New Delhi : Almost two decades after the Babri mosque in Ayodhya was demolished by right-wing activists in the presence of senior Bharatiya Janata Party (BJP) leaders, the politics of Hindutva appear to have lost steam and the demand for the Ram temple less strident.
The 16th century mosque was razed Dec 6, 1992 by Hindu mobs, who claimed it stood on the birthplace of Lord Ram and wanted a grand Ram temple constructed there.
While the Congress and the Left parties allege that the BJP had exploited the sentiments of the Hindus for political gains, the BJP maintains it has not given up the Ram temple issue but is giving primacy to other matters too.
The BJP had never been serious about the Ram temple, but exploited the sentiments of the Hindu community for political gains, Congress general secretary Rashid Alvi said .
“Their (BJP’s) political graph has come down because of their divisive politics over the Ram mandir (temple),” he said.
“Now they do not talk much about the issue,” claimed Alvi.
Communist Party of India-Marxist (CPI-M) politburo member S. Ramachandran Pillai told IANS that the Babri demolition had seriously harmed the democratic polity and secular fabric of the country.
“But the passions have subsided and they are losing support,” Pillai said about the BJP-supported Ram temple movement.
BJP chief Nitin Gadkari however told reporters recently that the party has not given up the Ram temple issue, but was giving more stress on economic issues.
“I am from a new generation and it is natural that economic issues will receive emphasis, as also GDP, politics of development, progress, besides nationalism and good governance,” he said.
“Unfortunately the BJP has been given a tag of being communal which we are trying to remove,” he added.
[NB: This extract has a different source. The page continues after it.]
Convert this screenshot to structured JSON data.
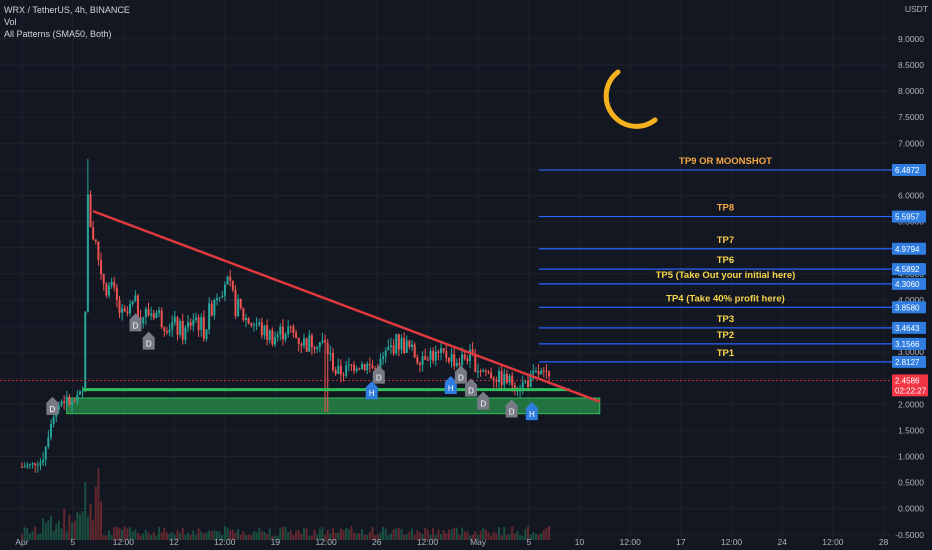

But, Mridula Mukherjee, professor in New Delhi’s Jawaharlal Nehru University, said it was an illusion if anyone believed that the BJP will shed its communal and Hindutva agenda, which according to political observers, played a major role in its steep rise – from two Lok Sabha seats in 1984 to 85 in 1989 and to 119 in 1991.
According to Mukherjee, there are pushes and pulls in the BJP which will bring the Ram temple issue to the fore and backburner occasionally.
“But the core of the party remains to be the RSS (Rashtriya Swayamsewak Sangh) and the hardliners,” she added.
The BJP will though find it hard to raise the issue much while it heads the National Democratic Alliance (NDA) with even its key ally, the Janata Dal-United (JD-U) terming the demolition a “sad incident in our political history”.
JD-U general secretary Javed Raza told IANS that the Babri demolition was a sad incident and a solution should be attempted through dialogue or judicial process.
On the ground, the day is unlikely to be tension-filled as it was in the 1990s. However, the union home ministry has asked the Uttar Pradesh government to step up security measures in Ayodhya and other communally sensitive places in the state on the anniversary.
It may have seemed the issue had achieved closure when in September last year, the Allahabad High Court ordered the division of the site of the razed mosque into three parts – two to Hindu institutions and one to the Sunni Waqf board.
However, both Hindu and Muslim groups appealed the verdict and the Supreme Court stayed the order in May 2011 saying the high court verdict was “strange and surprising”.